I know (as in, I can and do program in) SAS, SPSS and R. SAS simply doesn't bring enough new tools to the table to be viable (vis a vis SPSS). R, by contrast, does bring a fair amount of new techniques (not least being a good implementation of Lee Wilkinson's Grammar of Graphics ideas) to the party.
Unless you have strong reasons for learning SAS, pick something that gives you options you didn't have before. When should you choose SAS? Well, suppose you've taken a job in the Pharm industry and part of your job is doing analyses for regulatory submission. R isn't (last I heard) on the regulator's approved list. Given its rate of change, I don't expect to ever be there. In that case, you need SAS, because SAS is what everyone uses.
Dennis Cason, there isn't any regulator approved list of analysis programs for submitting to FDA. There are standards for software validation and change management, which are applicable to software from any source. Some FDA regulators are also R users. The advantage of SAS over R for FDA regulated studies is that SAS makes a point of being stable over decades while R (my software of choice) will gleefully break old code if members of the R-Project core group believe it will improve the software over the long term. Regulated projects can run from 5 to 20 years. R releases updates roughly once every six months. For more (cryptic and convoluted discussion) on software validation for FDA Regulated studies see: General Principles of Software Validation; Final Guidance for Industry and FDA Staff
Point taken, Charles. Wasn't there an effort to bring R (or perhaps some fork from R) into compliance with the FDA Guidance? If that effort has borne any fruit, I'm unaware of it.
But I believe my point remains valid: the rate of change (and the change policies) of the R code base are such that R in its present form isn't a viable tool for regulated studies.
Anyone who doubts that should look at the help wanted advertisements in AmStat News. Regulated shops seek SAS proficient programmers.
Regulated shops absolutely seek SAS proficient programmers.. Guidance for using R in FDA regulated environments can be found at: http://www.r-project.org/certification.html
I'm a professional and I will use whatever tools (software) my clients will make profitable for me to use. The general purpose statistical software I have experience using includes SAS, R, and Minitab. OK..., I've used SPSS but that was almost 30 years ago.... ;-)
R is for professional and creative statisticians. People who understand what they are doing and need to create novel analyses because they face new problems or are unsatisfied with standard solutions. SAS is for people who need to press the buttons in order to perform standard analyses, without knowing what they are doing.
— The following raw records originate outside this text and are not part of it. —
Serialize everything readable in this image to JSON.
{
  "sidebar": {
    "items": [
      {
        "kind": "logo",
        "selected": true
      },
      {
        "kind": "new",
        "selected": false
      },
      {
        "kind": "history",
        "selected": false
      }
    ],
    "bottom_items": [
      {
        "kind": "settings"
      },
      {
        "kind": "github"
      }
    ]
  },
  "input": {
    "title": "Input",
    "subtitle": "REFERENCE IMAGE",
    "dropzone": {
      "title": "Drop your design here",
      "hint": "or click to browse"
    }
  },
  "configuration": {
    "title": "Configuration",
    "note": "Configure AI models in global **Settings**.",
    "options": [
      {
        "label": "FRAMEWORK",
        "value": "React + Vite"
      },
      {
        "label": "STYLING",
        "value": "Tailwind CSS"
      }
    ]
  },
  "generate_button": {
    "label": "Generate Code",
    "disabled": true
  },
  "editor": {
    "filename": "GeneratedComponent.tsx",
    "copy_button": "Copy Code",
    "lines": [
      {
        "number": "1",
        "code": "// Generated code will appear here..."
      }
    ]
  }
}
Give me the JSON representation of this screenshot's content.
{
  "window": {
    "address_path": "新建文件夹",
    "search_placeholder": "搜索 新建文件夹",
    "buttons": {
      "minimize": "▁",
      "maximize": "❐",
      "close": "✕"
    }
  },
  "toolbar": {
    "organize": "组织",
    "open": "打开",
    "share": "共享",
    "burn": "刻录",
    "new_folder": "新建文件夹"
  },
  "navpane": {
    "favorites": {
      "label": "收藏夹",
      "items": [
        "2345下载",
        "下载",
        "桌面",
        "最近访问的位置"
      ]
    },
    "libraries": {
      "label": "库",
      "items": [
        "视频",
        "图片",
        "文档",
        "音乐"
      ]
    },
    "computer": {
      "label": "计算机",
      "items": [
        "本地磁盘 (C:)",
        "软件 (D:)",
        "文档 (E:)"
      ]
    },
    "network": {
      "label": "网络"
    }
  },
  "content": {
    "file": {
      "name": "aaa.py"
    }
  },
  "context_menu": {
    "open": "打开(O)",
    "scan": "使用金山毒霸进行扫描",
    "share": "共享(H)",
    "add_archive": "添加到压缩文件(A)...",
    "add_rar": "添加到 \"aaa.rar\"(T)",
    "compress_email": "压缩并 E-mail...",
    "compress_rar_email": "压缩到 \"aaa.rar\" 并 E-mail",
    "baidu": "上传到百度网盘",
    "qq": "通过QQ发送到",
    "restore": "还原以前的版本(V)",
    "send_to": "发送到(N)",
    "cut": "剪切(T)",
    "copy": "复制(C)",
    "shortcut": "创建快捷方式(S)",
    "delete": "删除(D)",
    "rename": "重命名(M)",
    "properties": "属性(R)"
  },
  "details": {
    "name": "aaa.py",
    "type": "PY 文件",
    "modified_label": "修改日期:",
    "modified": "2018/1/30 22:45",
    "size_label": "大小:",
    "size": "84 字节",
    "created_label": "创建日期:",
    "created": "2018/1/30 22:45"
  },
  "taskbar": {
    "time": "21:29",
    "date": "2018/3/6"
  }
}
I quote " SAS is for people who need to press the buttons in order to perform standard analyses, without knowing what they are doing." This statement is all wrong.
Richard will you ever learn?
While I started many years ago as a SAS user, I have been more comfortable with R recently. Two factors are driving this. First unlike before data size is no longer much of a constraint in R. Second R graphics is far superior and more flexible than SAS. Somebody in SAS has to be reminded how important graphs are for statistical analyses. They sure can do a better job.
I exaggerate. Over the years, SAS has grown to allow other paradigms of statistical analysis from those embodied in its original design. Similarly, R has evolved and moreover could be used as the engine inside a SAS-like system. However I beiieve that the original design philosophies still dominate the character of the present organisms
Moreover, R remains an open system which grows as new needs arise while SAS is commercial, closed.